Since you already have made contacts, your best bet is to get in touch with them when you arrive. Although it is up to the specific employer to be the one that sponsors you and could be due to their budget and their need. Usually the sponsored visa by an employer is a temporary visa. But after you fulfill the residency requirements, I believe you can apply for a permanent visa. There is more information in immi.gov.au about the visas in which you can get a permanent visa immediately.

Have you checked out immi.gov.au regarding the skilled migration program? Since you are a CPA, you could probably apply for the visa 175 - skilled independent visa without requiring a sponsor if you meet the points requirements. If you do, then you can have your skills assessed to see if your skills are recognized in Australia. But there are major changes coming to the skills migration program this July 2012 called the SkillSet. You have to submit an expression of interest along with your information. Then the only way to apply is if you are invited. So it will be more of a selective process than how it is set up now.

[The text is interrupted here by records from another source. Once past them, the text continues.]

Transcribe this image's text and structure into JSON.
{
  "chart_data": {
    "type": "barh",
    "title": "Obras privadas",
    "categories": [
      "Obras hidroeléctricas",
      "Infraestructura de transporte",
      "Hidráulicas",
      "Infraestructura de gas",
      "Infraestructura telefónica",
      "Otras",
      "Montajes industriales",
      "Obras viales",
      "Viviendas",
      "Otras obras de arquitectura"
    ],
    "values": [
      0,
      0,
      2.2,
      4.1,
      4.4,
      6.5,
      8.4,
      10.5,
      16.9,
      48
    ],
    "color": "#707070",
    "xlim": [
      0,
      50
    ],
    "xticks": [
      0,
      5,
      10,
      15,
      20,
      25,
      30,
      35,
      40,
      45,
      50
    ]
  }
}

If you have the cash savings for 6+ months to live in Australia while looking for a job, go for it! You will never know what could potentially happen. If it doesn't work out, you can attempt to apply for a skilled visa when you return. There will be more information about how the SkillSet will work once it is implemented.


----------



## Weebie (Sep 16, 2009)

IF you are CA Qualifed you will have absolutely no problems finding work on a WHV. I'd also assume sponsorship will be easy...providing the company likes your work lol.

A lot of Brit accountants though come to Australia as accountants without a degree let alone a CA/CPA. They are the ones who would struggle. You are not really regarded as an accountant in Australia at all unless you have the CA qualification.


----------



## naoto (Jan 8, 2012)

Canadian CGA and CA are automatically recognized in Australian CPA and CA bodies. (except for tax part)


----------



## berny1999 (Mar 6, 2012)

thanks guys... this is good news to my ears!


----------